Jupyter Notebooks and Numerical Python

Jupyter Notebooks and Numerical Python#

Jupyter Notebooks#

Jupyter is an interactive front-end to a rich ecosystem of python packages that support machine learning and data science tasks. We will use the core set of packages shown below for this course:

All course notebooks begin with some preamble code to import and configure some frequently used packages:

%matplotlib inline
import matplotlib.pyplot as plt
import seaborn as sns; sns.set_theme()
import numpy as np
import pandas as pd

You might see a warning about “building the font cache” if this is your first time using the course conda environment, but any other message probably indicates that you do not have your environment set up correctly yet.

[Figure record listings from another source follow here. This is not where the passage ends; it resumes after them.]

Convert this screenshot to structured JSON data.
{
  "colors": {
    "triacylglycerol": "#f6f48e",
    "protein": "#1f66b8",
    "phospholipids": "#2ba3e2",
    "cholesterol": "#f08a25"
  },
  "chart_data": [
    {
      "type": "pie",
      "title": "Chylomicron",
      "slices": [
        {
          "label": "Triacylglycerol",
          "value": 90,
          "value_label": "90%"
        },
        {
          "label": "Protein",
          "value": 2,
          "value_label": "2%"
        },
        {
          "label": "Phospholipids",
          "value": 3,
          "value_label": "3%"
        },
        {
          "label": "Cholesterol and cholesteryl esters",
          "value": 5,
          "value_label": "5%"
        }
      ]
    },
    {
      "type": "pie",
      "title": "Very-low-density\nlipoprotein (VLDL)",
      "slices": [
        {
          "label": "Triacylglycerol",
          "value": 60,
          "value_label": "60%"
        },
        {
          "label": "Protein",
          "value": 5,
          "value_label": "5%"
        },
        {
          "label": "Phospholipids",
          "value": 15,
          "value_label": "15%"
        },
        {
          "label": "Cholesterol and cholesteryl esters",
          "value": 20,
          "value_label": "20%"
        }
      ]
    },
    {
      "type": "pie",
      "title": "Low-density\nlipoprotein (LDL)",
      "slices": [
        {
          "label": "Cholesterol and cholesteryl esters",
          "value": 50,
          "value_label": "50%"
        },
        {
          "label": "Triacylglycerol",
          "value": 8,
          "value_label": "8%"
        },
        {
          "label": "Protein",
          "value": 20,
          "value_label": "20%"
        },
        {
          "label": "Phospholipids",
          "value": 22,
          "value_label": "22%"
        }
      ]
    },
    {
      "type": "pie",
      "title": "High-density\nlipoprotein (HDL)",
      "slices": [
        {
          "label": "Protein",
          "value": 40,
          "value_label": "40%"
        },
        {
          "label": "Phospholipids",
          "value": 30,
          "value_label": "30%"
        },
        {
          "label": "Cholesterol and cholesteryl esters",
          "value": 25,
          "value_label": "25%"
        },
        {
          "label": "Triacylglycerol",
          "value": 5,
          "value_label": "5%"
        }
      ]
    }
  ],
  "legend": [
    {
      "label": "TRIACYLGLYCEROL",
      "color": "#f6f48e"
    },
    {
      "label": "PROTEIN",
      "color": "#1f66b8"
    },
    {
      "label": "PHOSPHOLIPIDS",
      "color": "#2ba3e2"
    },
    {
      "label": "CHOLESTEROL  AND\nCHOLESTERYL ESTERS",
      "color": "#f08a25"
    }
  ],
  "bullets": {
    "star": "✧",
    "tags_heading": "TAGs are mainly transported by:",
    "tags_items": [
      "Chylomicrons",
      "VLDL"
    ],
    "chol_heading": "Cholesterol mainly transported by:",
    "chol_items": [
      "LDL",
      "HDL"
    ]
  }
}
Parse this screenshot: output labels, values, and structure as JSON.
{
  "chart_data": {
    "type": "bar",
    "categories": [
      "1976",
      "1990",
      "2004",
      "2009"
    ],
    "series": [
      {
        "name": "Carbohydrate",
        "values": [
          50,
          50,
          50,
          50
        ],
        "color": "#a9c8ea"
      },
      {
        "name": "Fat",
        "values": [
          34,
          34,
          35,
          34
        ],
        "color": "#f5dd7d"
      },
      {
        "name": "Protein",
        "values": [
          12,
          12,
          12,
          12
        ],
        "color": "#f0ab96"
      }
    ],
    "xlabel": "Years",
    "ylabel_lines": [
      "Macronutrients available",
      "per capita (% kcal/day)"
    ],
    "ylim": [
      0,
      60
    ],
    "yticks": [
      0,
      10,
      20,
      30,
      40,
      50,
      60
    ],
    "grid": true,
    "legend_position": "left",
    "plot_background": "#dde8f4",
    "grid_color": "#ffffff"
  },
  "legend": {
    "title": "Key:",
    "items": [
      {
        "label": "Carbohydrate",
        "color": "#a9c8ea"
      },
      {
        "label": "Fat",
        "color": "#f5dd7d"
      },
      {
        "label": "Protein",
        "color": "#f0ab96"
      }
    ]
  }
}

Here are the actual package versions we are using:

import matplotlib
print('matplotlib', matplotlib.__version__)
print('seaborn', sns.__version__)
print('numpy', np.__version__)
print('pandas', pd.__version__)

matplotlib 3.10.0
seaborn 0.13.2
numpy 2.2.2
pandas 2.2.3

You will get plenty of experience with notebooks during this course so we will start with just a few basic survival skills. For a deeper dive, start with IPython: Beyond Normal Python in the Python Data Science Handbook.

Type command? to display help on command. Try this now for the built-in range function then dismiss the help window.

Hit the tab key to display possible completions of a partial name. Try this now by typing np.arc below then hitting TAB.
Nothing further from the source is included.